Carrington Training Centre
- Interactive map of Carrington Training Centre
- Location: Carrington Moss, Carrington, Greater Manchester
- Coordinates: 53°25′52″N 02°22′19″W﻿ / ﻿53.43111°N 2.37194°W
- Owner: Manchester City
- Operator: Sale Sharks
- Type: Sports facility

Construction
- Built: 2000
- Opened: 2001

Tenants
- Manchester City (2001–2014) Bury (2015–2019) Sale Sharks (2020–present)

= Carrington Training Centre =

Football training ground in England

Carrington Training Centre, sometimes referred to as Carrington, was the training ground of EFL League Two club Bury, leased from Manchester City.
The League Two club moved into this complex in early 2015 when previous holders Manchester City moved into a new £50 million training facility close to its Sportcity home in east Manchester.
In 2020, Sale Sharks Rugby Union Team became the new tenants of the ground, moving from their previous facility also based in Carrington.

==Location and facilities==
The training ground is situated away from the City of Manchester in Trafford, like that of Manchester United who also have a training ground nearby (Trafford Training Centre). The training ground is adjacent to a public footpath, allowing members of the public and photographers to watch training sessions freely in the past. In recent years, a six-foot tarpaulin curtain surrounds the training ground, with photographers and members of the public resorting to step ladders and perching themselves on trees to watch training sessions. City have attempted to seek planning permission from Trafford Metropolitan Borough Council to increase the height of the barrier from six feet, the maximum height permitted without planning permission.
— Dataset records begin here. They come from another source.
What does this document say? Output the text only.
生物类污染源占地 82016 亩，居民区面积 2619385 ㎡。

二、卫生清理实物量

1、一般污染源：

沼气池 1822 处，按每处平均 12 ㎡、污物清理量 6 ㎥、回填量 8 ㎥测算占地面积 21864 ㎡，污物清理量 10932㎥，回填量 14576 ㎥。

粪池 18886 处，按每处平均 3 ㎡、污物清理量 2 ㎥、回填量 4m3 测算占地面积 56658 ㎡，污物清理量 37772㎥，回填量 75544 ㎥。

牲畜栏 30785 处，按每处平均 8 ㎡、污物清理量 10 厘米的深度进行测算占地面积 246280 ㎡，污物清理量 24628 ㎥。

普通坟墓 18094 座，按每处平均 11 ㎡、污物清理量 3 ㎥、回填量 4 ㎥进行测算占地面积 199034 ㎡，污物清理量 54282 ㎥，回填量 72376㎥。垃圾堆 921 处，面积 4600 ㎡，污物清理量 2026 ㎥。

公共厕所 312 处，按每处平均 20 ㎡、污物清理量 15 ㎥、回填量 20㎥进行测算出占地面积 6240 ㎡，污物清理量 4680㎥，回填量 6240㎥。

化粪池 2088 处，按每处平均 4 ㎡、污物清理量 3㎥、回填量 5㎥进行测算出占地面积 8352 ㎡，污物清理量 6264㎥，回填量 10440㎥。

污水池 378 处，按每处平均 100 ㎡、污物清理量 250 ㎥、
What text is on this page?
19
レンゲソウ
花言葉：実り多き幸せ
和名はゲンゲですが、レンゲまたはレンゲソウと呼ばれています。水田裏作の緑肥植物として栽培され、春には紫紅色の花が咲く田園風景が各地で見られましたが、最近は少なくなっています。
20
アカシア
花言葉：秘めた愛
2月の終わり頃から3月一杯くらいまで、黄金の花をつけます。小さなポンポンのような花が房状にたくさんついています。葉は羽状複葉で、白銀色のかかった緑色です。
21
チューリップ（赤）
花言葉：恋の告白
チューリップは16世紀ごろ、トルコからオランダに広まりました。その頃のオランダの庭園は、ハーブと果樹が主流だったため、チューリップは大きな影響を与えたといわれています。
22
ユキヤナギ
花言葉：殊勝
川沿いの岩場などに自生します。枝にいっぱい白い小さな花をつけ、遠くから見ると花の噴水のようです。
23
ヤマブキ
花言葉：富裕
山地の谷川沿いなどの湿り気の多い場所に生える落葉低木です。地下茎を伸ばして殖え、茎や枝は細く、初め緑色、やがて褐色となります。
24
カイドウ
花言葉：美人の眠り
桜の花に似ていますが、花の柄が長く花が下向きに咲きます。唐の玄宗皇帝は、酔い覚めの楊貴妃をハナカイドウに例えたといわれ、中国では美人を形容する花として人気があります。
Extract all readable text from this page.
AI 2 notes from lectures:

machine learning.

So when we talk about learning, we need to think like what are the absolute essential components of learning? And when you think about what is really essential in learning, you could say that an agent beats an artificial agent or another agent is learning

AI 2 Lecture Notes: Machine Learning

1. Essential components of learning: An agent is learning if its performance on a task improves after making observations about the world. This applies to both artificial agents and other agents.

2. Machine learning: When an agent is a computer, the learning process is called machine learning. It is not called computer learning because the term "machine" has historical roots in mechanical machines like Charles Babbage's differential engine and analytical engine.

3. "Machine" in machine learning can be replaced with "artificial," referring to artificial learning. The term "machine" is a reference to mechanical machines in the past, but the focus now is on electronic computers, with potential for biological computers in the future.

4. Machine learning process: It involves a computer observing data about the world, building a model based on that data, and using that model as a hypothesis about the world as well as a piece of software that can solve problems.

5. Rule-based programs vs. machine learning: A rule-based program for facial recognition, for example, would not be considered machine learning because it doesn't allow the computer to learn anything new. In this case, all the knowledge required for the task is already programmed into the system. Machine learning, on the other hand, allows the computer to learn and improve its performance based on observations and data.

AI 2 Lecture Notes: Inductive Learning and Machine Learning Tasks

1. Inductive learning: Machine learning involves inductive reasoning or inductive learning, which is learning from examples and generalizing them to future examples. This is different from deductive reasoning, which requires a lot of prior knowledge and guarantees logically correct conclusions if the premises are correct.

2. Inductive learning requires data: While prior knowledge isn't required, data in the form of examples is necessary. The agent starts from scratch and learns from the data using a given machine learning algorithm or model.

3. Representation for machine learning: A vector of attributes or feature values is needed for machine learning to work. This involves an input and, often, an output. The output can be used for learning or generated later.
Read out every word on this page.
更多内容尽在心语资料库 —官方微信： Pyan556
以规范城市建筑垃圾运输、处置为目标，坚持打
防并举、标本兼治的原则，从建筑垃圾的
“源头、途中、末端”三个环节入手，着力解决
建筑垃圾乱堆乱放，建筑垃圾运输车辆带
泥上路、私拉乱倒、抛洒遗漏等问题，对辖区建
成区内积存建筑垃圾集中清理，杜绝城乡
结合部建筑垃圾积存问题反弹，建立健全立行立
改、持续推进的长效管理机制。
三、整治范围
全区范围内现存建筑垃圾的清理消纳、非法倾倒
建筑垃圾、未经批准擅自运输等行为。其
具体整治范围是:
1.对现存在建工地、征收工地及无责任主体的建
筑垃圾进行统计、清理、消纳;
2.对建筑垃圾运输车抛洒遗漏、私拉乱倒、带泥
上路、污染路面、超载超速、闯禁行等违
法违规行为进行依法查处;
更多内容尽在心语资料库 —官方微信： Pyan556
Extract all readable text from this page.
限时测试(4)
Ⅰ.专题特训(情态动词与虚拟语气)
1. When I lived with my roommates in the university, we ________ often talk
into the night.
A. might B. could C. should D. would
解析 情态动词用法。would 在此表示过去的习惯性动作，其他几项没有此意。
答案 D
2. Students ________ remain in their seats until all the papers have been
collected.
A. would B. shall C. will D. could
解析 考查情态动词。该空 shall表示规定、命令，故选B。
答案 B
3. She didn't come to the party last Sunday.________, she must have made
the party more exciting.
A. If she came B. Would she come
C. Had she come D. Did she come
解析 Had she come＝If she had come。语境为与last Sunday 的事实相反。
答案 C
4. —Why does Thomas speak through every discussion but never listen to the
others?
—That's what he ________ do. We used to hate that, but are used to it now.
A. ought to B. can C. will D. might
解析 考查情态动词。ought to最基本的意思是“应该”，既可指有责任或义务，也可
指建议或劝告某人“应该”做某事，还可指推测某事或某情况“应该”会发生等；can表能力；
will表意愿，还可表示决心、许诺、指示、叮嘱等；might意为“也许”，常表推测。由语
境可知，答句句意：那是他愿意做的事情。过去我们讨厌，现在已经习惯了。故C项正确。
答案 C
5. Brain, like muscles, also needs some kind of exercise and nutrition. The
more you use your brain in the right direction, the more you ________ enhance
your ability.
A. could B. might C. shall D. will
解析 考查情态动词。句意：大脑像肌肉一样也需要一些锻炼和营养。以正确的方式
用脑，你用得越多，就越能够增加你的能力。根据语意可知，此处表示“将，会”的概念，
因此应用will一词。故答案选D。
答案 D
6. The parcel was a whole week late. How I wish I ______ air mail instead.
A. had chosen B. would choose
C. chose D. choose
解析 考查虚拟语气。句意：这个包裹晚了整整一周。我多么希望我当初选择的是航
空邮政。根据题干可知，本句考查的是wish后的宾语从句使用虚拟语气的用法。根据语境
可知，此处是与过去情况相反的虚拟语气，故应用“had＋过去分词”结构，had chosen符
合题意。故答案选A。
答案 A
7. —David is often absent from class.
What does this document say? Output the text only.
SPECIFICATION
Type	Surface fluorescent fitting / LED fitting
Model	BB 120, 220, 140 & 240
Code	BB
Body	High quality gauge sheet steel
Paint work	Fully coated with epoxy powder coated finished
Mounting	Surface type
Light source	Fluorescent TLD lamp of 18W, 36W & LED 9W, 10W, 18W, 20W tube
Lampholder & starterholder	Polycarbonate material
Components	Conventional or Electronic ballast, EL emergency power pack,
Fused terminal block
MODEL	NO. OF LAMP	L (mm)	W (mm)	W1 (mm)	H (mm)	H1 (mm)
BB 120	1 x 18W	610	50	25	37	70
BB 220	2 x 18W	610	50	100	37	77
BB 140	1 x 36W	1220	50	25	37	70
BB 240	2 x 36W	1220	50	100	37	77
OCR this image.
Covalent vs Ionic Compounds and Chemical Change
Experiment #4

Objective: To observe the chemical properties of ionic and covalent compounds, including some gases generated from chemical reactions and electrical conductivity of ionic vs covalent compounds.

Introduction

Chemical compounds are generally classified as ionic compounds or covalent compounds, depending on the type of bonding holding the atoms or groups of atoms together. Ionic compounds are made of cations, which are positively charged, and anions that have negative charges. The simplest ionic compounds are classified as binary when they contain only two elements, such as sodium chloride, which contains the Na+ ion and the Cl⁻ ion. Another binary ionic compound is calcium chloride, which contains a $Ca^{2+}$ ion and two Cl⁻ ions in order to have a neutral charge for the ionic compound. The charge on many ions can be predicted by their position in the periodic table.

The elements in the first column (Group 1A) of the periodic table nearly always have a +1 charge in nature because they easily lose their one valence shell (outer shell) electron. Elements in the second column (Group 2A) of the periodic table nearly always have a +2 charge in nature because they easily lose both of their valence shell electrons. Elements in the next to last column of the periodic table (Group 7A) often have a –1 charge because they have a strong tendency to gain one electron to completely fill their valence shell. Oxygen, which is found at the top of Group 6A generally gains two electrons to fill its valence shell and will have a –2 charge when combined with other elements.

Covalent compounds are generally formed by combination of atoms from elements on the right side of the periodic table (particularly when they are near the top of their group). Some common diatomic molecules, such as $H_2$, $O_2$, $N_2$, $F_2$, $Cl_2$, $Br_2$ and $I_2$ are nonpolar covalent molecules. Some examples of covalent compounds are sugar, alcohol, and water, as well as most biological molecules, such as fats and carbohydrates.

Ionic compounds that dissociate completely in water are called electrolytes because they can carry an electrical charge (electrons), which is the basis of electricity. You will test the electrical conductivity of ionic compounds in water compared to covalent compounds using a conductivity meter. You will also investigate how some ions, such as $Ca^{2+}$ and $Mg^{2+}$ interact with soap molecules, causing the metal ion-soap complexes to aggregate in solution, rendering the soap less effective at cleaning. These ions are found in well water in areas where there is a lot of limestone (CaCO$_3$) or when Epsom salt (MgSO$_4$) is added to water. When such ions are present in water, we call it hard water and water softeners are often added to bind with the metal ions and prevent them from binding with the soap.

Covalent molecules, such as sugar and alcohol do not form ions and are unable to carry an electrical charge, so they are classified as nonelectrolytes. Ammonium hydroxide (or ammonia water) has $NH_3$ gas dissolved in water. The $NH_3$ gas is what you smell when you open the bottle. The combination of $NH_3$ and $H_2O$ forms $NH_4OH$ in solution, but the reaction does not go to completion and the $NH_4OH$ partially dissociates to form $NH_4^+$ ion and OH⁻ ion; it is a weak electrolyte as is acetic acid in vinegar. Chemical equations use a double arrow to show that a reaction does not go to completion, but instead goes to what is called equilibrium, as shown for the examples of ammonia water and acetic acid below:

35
The 60,000sq metre training complex has been refurbished and has a gym, a hydro-therapy pool, medical facilities, and a match analysis suite.

==New training complex==

Manchester City vacated Carrington to move to Sportcity near the Etihad Stadium. This move was completed in 2014 after planning permission was granted in March 2010, Manchester City and Manchester City Council agreed to redevelop land around Sportcity and the club bought 59 acre of land nearby in Openshaw West. The new training ground will cost about £50m and is part of a £1 billion redevelopment around Eastlands that will be led by architect Rafael Vinoly.